Méthodologiquement, nous avions indiqué lors du premier article que l’analyse littérale d’une
thématique liée au texte du Coran reposait sur une approche en trois étapes : – Quels sont les
sens des mots ? Quel est le sens des phrases impliquées ? Quel est contextuellement le sens
voulu ? Concernant notre sujet : 1– Quel est le sens du mot Houri ? 2– Quel est le sens
apparent des 4 versets concernés ? 3– Quelle signification coranique en déduire ?

Au volet 1, la conduite de la première étape aura permis de déterminer le sens du terme-clef «


hûri ». Nous aurons mis en évidence que cet adjectif n’était pas le nom propre de créatures
célestes promises au dépucelage éternel, mais qu’il signifiait « Pures », ainsi le syntagme
hûrun ‘în se traduit-il rigoureusement par : Pures aux yeux d’une grande beauté. Concernant
la deuxième phase, l’analyse littérale des quatre versets centraux aura montré que par le
terme-concept hûri il était fait allusion à une élite parmi les croyantes, élite dont le statut
spirituel correspond à une situation particulièrement élevée au Paradis. Conséquemment, nous
avions posé que l’existence d’une catégorie de créatures particulières mises à disposition des
hôtes du Paradis, les par trop fameuses « Houris », ne relevait que du phantasme exégétique.

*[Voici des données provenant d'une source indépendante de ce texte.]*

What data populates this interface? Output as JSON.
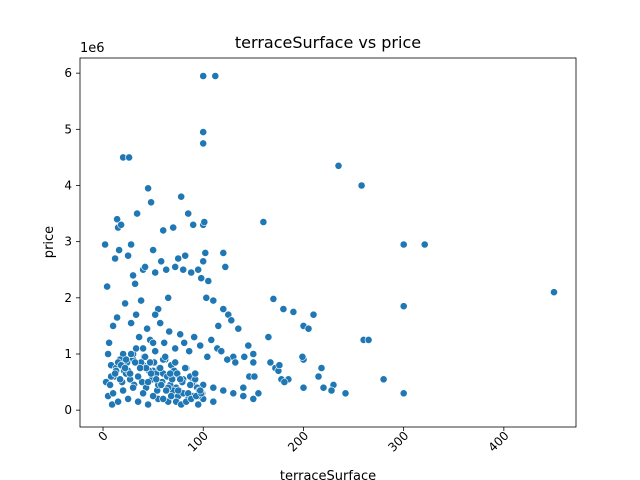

Nous pouvons à présent aborder la dernière phase d’analyse :

3– Quelle signification coranique en déduire ?


Cette troisième et ultime étape suppose que toute herméneutique est par définition circulaire :
il faut connaître le tout pour comprendre les parties et comprendre les parties pour connaitre
le tout. Dès lors que l’analyse des versets retenus a priori en fonction de mots-clefs a fourni
du sens il est nécessaire de vérifier si cette ou ces lignes de sens sont cohérentes sur
l’ensemble du Coran. En d’autres termes, peuvent-elles être confirmées ou au contraire
infirmées ? Cette démarche amène donc à étudier le Hadith puisque ces textes censés éclairer
pour nous le sens du Coran, bien souvent s’y opposent ; de même, ils constituent
régulièrement un efficace bouclier brandi contre la raison critique.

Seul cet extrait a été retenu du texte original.